Break the eggs into the center of the well. Using a fork, beat the eggs as if you were making scrambled eggs until the yolks and the whites are thoroughly blended together. Use the fork to mix a little flour into the eggs by taking it from the bottom of the inside walls of the well. Continue until the mixture thickens enough to cling to the fork when you lift it into the air. Use your fingers to squeeze the dough attached to the fork back into the well and set the fork aside. Push about 1/4 cup of flour to the side, then use your hands to bring the rest into the center of the well. Mix together with your hands to begin forming a dough. If the dough feels sticky when you plunge a finger into the it add a little more flour. The dough should feel moist but not sticky. Wrap the dough in plastic, because the surface of the dough can begin to dry out in as little as a minute, while you scrape off any bits of dough that have stuck to the counter. Reserve any remaining flour off to the side.
Unwrap the dough and begin kneading it. Think of stretching the dough rather than compressing it by using the heel of your palm and pushing away from you. Knead until the dough feels homogeneous and smooth. If it seems to stick to your hand or to the counter, add a little more flour. On the other hand, if it feels too hard to knead, you may have added too much flour. Try wetting your hands and kneading the moisture in. If that does not seem to help, it's probably easier and faster to start over. I you don't need to add any more flour while kneading, it should only take 5-6 minutes. Adding flour during the kneading process may increase the time since the further along you are, the longer it takes for the flour to get incorporated. When you have kneaded the dough sufficiently, wrap it in plastic again and let it rest for at least 15 minutes or up to 3 hours. Never refrigerate or freeze pasta dough. As the dough rests, the gluten in the flour will relax, making it much easier roll the dough.
Green Pasta Variation: Cook 8 ounces frozen spinach or 12 ounces fresh spinach in salted boiling water until tender. Drain and set aside to cool. Using your hands, squeeze out as much water as possible. Chop finely by hand or in a food processor. Proceed as above, adding the spinach to the eggs and an extra 1/2 cup of flour.

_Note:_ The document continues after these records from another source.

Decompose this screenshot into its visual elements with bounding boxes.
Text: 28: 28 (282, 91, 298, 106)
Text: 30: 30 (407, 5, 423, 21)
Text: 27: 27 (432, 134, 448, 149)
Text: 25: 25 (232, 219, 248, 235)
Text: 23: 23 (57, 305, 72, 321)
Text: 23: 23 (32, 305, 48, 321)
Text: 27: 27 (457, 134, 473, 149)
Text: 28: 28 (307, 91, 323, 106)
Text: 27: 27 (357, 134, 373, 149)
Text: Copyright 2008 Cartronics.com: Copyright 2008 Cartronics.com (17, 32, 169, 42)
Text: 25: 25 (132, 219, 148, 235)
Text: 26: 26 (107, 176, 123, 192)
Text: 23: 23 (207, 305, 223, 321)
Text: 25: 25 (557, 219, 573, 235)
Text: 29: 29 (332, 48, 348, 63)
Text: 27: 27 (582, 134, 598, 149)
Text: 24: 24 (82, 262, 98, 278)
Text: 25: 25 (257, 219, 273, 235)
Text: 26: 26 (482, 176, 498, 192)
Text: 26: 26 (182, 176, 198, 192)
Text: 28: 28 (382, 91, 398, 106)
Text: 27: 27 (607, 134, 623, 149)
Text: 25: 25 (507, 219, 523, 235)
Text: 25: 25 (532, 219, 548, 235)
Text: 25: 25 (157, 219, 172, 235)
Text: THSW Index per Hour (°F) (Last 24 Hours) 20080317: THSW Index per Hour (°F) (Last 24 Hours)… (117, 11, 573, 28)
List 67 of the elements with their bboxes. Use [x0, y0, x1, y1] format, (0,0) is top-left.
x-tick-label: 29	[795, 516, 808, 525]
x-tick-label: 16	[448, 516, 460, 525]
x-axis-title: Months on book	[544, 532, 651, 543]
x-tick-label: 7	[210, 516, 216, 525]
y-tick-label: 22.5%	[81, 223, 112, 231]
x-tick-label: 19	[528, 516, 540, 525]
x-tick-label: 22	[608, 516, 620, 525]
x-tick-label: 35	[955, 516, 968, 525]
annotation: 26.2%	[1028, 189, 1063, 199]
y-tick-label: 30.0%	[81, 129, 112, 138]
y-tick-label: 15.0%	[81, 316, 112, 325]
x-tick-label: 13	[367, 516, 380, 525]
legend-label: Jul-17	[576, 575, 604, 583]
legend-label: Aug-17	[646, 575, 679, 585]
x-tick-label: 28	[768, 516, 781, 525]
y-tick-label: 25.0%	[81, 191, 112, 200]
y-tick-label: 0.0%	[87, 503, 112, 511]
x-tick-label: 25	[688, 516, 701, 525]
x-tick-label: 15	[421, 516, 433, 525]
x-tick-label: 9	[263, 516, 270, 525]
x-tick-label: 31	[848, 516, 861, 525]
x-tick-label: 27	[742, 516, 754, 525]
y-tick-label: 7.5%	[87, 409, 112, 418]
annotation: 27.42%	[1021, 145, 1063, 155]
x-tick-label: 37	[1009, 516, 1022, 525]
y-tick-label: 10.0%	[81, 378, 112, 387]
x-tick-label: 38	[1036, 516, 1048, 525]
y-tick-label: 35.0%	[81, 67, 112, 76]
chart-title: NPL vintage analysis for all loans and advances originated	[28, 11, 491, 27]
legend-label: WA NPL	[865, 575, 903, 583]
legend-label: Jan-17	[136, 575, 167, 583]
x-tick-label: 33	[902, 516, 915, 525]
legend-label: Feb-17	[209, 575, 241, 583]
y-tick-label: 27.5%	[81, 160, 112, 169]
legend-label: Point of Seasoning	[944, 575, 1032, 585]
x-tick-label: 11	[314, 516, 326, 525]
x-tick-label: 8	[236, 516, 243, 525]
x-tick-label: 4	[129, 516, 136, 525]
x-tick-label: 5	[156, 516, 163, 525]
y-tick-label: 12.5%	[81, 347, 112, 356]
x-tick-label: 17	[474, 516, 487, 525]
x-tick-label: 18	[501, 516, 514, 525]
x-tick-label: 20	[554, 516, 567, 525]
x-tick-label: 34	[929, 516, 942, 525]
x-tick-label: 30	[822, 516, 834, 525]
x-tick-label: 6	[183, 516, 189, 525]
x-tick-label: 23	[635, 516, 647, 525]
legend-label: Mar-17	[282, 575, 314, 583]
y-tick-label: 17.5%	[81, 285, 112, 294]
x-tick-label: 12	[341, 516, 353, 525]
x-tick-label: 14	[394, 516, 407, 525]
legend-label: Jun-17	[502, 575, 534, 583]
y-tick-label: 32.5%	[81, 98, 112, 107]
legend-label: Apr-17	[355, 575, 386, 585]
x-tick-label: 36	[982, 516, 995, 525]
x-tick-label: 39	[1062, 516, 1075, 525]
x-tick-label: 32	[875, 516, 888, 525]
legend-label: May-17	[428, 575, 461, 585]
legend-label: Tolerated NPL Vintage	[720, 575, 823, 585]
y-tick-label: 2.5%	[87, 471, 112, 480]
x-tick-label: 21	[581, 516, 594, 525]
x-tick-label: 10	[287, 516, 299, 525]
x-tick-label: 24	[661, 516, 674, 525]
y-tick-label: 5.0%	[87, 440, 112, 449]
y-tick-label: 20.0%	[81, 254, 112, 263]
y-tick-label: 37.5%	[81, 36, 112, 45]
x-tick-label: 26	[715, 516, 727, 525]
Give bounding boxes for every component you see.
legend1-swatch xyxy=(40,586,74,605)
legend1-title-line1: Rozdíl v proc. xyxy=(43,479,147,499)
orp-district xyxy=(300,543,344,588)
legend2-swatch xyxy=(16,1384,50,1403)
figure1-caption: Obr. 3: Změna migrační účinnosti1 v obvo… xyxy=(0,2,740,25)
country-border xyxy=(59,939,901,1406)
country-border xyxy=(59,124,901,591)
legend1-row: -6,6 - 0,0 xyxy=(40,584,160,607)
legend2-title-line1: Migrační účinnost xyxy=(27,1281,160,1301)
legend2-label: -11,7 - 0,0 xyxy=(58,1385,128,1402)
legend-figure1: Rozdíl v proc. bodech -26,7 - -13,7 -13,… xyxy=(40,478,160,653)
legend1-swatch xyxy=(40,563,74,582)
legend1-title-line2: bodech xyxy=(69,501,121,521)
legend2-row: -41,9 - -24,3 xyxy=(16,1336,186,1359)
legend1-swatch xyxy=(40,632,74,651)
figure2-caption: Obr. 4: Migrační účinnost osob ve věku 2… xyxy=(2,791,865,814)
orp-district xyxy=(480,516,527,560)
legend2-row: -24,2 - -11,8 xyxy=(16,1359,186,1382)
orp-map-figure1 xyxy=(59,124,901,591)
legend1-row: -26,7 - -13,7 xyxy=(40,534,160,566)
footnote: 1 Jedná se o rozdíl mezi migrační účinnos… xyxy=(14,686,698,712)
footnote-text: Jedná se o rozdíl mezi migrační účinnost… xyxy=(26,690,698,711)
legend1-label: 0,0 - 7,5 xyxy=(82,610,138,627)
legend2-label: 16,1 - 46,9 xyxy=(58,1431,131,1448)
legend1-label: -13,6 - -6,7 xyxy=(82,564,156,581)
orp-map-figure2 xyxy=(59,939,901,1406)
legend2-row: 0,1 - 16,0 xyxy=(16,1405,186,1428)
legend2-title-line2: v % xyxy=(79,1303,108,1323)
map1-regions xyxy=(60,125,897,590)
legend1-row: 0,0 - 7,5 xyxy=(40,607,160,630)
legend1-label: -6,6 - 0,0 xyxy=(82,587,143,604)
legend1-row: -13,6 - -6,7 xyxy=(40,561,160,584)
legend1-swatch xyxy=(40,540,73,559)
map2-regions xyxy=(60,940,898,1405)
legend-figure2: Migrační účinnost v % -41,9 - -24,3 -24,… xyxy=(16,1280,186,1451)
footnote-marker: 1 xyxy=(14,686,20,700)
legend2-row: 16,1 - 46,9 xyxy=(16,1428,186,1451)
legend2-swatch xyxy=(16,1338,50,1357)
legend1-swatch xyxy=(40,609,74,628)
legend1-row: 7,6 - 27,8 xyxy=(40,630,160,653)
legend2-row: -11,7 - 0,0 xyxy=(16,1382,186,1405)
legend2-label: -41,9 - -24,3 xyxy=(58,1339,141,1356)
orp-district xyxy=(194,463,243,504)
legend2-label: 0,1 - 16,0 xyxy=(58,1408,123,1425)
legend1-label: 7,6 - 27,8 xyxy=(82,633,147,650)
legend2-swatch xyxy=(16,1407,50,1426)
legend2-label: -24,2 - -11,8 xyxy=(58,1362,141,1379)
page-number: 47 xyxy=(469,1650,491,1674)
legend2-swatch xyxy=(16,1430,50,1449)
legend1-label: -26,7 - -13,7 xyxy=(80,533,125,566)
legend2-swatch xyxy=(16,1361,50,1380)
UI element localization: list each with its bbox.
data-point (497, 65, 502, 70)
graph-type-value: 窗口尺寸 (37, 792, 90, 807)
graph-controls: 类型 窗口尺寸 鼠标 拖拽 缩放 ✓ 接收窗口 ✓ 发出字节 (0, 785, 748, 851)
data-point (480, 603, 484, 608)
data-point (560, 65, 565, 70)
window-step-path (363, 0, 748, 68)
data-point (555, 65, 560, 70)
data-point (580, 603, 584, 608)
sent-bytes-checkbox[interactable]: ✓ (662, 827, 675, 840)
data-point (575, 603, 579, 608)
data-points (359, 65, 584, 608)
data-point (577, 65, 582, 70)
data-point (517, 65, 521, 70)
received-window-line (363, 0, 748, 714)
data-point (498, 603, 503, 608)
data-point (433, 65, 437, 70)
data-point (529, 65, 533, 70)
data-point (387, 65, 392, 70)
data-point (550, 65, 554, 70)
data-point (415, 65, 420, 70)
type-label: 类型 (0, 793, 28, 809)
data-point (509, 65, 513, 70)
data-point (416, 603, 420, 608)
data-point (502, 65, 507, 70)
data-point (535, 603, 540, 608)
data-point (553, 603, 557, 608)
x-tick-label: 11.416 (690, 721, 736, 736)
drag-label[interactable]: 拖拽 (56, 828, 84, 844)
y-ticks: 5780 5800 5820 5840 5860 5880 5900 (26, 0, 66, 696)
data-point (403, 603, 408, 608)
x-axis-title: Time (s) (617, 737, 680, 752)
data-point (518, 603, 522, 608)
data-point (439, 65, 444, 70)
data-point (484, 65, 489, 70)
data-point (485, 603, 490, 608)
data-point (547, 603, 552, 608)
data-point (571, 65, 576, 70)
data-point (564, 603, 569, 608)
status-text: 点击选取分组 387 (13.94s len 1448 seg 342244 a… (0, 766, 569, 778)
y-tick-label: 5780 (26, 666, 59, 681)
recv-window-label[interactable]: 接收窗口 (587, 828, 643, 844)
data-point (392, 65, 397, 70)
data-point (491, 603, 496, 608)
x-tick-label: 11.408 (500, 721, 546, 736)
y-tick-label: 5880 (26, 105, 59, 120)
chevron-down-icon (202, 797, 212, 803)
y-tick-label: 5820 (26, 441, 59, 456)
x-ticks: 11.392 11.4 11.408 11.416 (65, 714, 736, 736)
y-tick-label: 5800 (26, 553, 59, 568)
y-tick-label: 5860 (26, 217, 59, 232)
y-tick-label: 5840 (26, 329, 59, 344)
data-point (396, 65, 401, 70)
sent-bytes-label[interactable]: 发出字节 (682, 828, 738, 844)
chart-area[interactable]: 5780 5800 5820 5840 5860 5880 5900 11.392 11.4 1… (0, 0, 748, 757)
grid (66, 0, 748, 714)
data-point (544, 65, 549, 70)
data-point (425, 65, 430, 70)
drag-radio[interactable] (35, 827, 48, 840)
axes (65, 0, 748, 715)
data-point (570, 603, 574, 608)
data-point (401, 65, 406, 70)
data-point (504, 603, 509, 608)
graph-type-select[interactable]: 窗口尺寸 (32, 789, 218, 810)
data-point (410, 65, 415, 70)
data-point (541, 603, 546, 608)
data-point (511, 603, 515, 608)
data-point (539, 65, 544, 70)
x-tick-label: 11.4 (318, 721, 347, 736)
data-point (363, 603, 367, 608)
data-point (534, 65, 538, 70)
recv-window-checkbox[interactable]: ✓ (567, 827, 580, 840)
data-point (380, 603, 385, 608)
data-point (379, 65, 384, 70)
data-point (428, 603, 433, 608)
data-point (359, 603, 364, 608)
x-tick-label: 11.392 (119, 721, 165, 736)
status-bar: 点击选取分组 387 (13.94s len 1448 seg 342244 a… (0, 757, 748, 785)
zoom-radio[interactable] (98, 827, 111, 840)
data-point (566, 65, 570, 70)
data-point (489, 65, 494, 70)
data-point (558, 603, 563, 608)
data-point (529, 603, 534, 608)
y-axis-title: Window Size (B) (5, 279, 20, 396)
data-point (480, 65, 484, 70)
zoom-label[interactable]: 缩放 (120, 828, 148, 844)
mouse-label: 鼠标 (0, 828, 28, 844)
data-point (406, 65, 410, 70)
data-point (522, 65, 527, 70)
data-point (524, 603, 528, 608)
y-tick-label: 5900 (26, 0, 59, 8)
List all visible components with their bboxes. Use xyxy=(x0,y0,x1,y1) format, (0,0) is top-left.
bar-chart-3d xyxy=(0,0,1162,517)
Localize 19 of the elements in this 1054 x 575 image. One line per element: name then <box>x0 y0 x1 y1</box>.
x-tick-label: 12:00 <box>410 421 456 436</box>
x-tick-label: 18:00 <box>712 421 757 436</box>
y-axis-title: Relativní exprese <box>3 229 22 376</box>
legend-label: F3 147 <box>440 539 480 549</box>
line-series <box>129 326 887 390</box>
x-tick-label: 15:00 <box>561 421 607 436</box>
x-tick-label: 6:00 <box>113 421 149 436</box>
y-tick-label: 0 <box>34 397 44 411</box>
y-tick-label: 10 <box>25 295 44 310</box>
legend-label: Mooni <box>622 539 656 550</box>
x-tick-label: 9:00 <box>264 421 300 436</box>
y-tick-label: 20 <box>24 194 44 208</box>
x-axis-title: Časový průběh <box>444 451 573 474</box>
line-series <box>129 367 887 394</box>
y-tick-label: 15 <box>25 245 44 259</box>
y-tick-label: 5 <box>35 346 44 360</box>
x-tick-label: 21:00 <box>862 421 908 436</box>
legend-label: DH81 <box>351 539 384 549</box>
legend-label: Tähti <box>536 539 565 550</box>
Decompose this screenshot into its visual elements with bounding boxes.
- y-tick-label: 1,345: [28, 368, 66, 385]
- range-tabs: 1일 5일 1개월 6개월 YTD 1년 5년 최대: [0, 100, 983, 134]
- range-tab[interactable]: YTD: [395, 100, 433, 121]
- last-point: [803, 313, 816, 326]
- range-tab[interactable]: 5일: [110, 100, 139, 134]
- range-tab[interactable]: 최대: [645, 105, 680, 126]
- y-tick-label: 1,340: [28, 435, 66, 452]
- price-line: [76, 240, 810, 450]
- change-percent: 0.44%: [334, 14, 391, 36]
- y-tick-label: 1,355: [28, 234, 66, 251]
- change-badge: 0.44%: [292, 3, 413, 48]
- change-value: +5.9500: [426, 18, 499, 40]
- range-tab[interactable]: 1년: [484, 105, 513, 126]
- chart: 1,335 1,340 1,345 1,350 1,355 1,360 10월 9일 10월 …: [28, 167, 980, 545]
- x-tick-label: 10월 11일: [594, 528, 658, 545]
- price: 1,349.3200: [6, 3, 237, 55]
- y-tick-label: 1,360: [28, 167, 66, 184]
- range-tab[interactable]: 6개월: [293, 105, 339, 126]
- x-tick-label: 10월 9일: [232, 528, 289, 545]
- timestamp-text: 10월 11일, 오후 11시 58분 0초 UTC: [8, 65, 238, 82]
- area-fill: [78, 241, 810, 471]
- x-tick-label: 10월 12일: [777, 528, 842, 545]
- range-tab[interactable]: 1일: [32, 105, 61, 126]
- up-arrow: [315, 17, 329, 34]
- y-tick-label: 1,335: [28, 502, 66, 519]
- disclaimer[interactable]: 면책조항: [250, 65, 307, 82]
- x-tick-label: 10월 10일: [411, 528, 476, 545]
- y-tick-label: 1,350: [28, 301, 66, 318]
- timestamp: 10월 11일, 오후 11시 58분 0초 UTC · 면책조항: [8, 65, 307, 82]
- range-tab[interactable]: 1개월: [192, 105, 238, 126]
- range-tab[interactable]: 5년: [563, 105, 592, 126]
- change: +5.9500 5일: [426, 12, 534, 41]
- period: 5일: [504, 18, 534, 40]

Unwrap the pasta dough and knead it a few times to incorporate the moisture that inevitably rises to the surface. The surface of the dough at this point should feel silky smooth (a baby's bottom is what it is traditionally compared to). Roll out the dough: (a) Cut the dough in as many pieces as you used eggs, in this case three. Wrap two of the pieces in the plastic wrap. Flatten the remaining piece of dough as best you can with your hands then put it through the rollers of the machine set at the widest setting. Fold the dough in three, and put it through the rollers again with the folds perpendicular to the rollers. Fold the dough in half and put it through one more time, again with the folds perpendicular to the rollers. Lay the dough on a towel and repeat the procedure with the other two pieces. (b) When all the pieces have been through the machine at the widest setting, adjust the rollers down one notch and put each piece of dough through once. Repeat, going down one notch at time, until you reach the next to last setting. Cut each sheet of pasta in half then put each piece through the machine at the thinnest setting.